After all, the Conservatives remain the only British party in the post-war period who have forced a leader out of Downing Street: most famously Margaret Thatcher in 1990 but also (if less formally) Anthony Eden back in 1957.
Both precedents could hardly be more encouraging. Thatcher was replaced by John Major who went on to win a general election that had earlier looked unwinnable, in the wake of the poll tax, an economic downturn and a prime minister who was breaking all records for unpopularity before she was made to walk the plank. Eden was replaced by Harold Macmillan, who likewise snatched victory from the proverbial jaws of defeat.
Put that together with the slow-motion car crash that Labour MPs, unable to steel themselves to get rid of Gordon Brown, allowed to happen between 2007 and 2010 and defenestrating Dave begins to look like a no-brainer. Yet, at the moment anyway, there seems to be far more talk about it – at least in the media – than any signs of serious action.
How to kill off your leader
That could be down to the rules around electing Cameron’s successor. Assuming they first manage to muster a majority against Cameron in a vote of confidence, Tories at Westminster would have to vote in a series of ballots in order to select two front runners to go forward to a full ballot of the entire membership. That process could create months of uncertainty, not just for the party but for the country and, just as importantly, for the markets.
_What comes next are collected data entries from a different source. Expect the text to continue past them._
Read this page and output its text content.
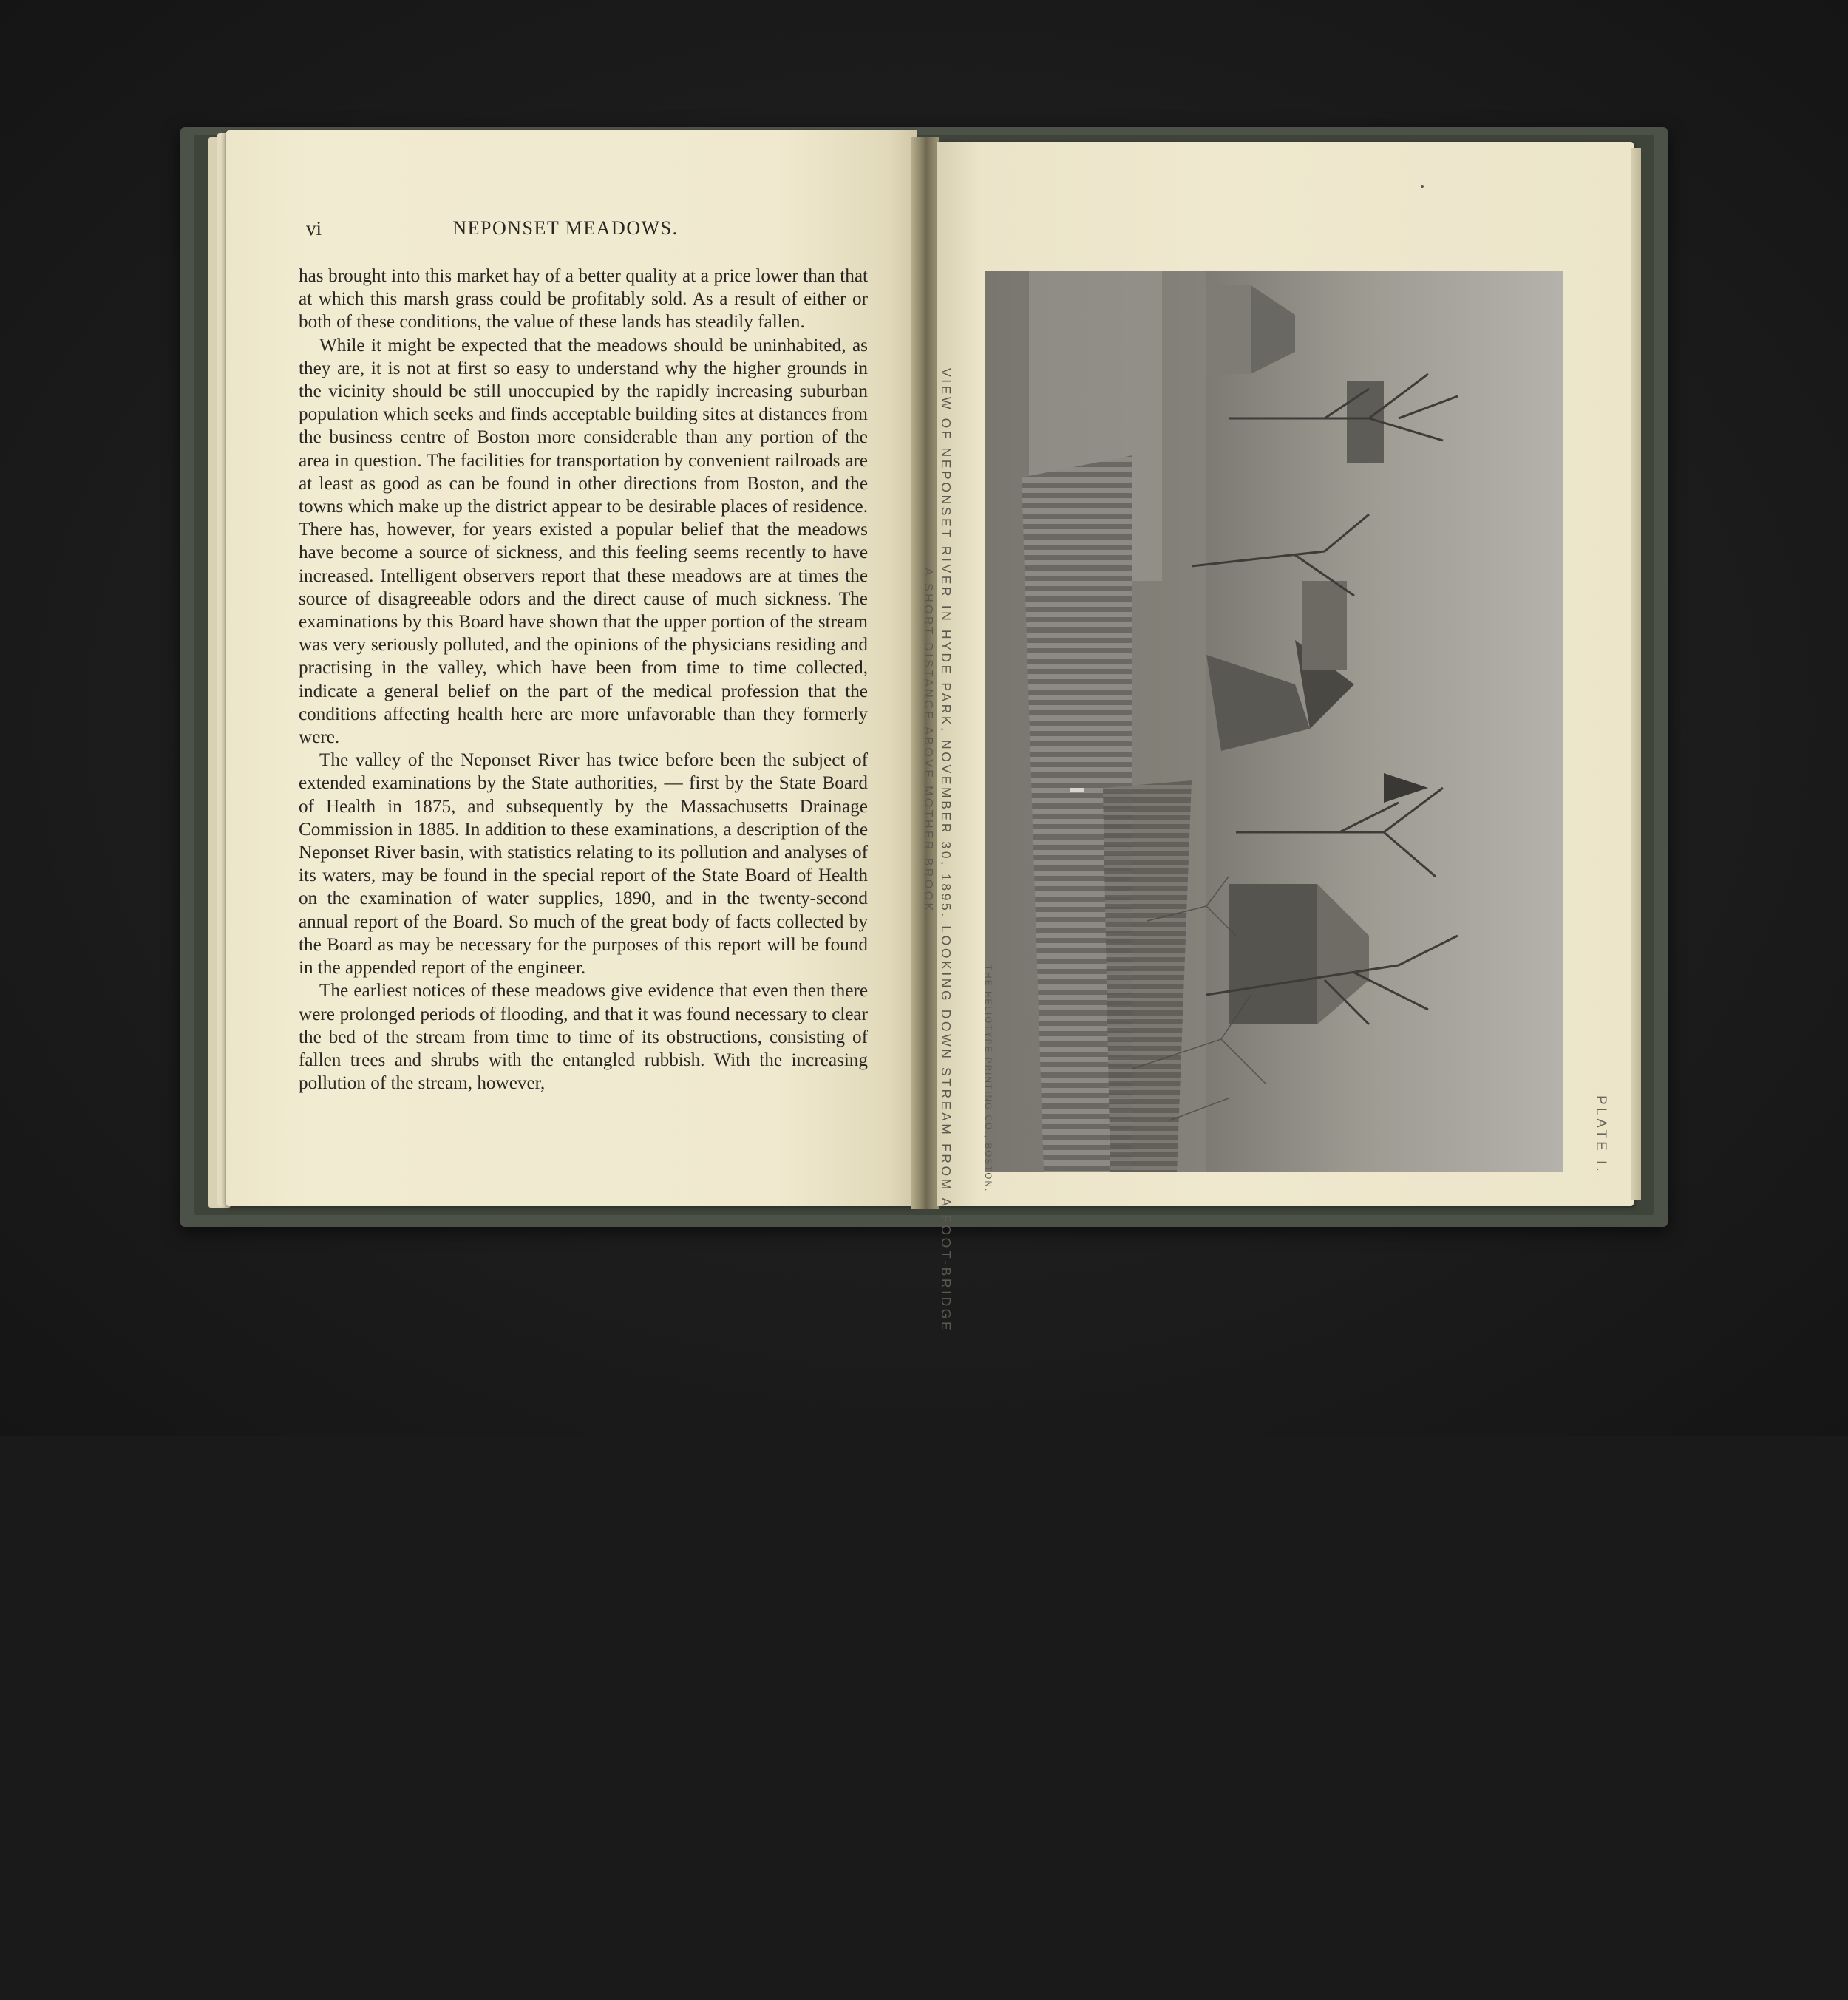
vi	NEPONSET MEADOWS.

has brought into this market hay of a better quality at a price lower than that at which this marsh grass could be profitably sold. As a result of either or both of these conditions, the value of these lands has steadily fallen.

While it might be expected that the meadows should be uninhabited, as they are, it is not at first so easy to understand why the higher grounds in the vicinity should be still unoccupied by the rapidly increasing suburban population which seeks and finds acceptable building sites at distances from the business centre of Boston more considerable than any portion of the area in question. The facilities for transportation by convenient railroads are at least as good as can be found in other directions from Boston, and the towns which make up the district appear to be desirable places of residence. There has, however, for years existed a popular belief that the meadows have become a source of sickness, and this feeling seems recently to have increased. Intelligent observers report that these meadows are at times the source of disagreeable odors and the direct cause of much sickness. The examinations by this Board have shown that the upper portion of the stream was very seriously polluted, and the opinions of the physicians residing and practising in the valley, which have been from time to time collected, indicate a general belief on the part of the medical profession that the conditions affecting health here are more unfavorable than they formerly were.

The valley of the Neponset River has twice before been the subject of extended examinations by the State authorities, — first by the State Board of Health in 1875, and subsequently by the Massachusetts Drainage Commission in 1885. In addition to these examinations, a description of the Neponset River basin, with statistics relating to its pollution and analyses of its waters, may be found in the special report of the State Board of Health on the examination of water supplies, 1890, and in the twenty-second annual report of the Board. So much of the great body of facts collected by the Board as may be necessary for the purposes of this report will be found in the appended report of the engineer.

The earliest notices of these meadows give evidence that even then there were prolonged periods of flooding, and that it was found necessary to clear the bed of the stream from time to time of its obstructions, consisting of fallen trees and shrubs with the entangled rubbish. With the increasing pollution of the stream, however,	VIEW OF NEPONSET RIVER IN HYDE PARK, NOVEMBER 30, 1895. LOOKING DOWN STREAM FROM A FOOT-BRIDGE
A SHORT DISTANCE ABOVE MOTHER BROOK.
THE HELIOTYPE PRINTING CO., BOSTON.	PLATE I.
The only way that uncertainty could be short-circuited would be if Tory MPs could agree on a single candidate and therefore avoid consulting the grassroots. That would run the risk of angering a bunch of people who are already feeling distinctly unloved at having been branded loons. And anyway, it assumes that there is an obvious replacement.
It may well be true that Michael Gove, Philip Hammond, Theresa May, and Adam Afriyae are positioning themselves for a contest, but none of them stands obviously head and shoulders above the rest. Nor do they necessarily meet what research suggests is the primary criteria parties employ when choosing a new leader – not in fact popularity but the ability to unite the party.
Et tu Boris?
Whether the same can be said of Boris Johnson is a moot point since he is not (yet) in the Commons. One also has to wonder whether any of the above could maintain a coalition with the Lib Dems. In all probability, a change of leader would lead to an early election – not something even the most furious of Tories necessarily wants right now.
A truly woeful performance in the European Parliament elections in June 2014 could alter the Conservatives cost-benefit calculations. Until then, Cameron seems safe enough – not because he has the love and respect of his parliamentary colleagues but because they are effectively snookered.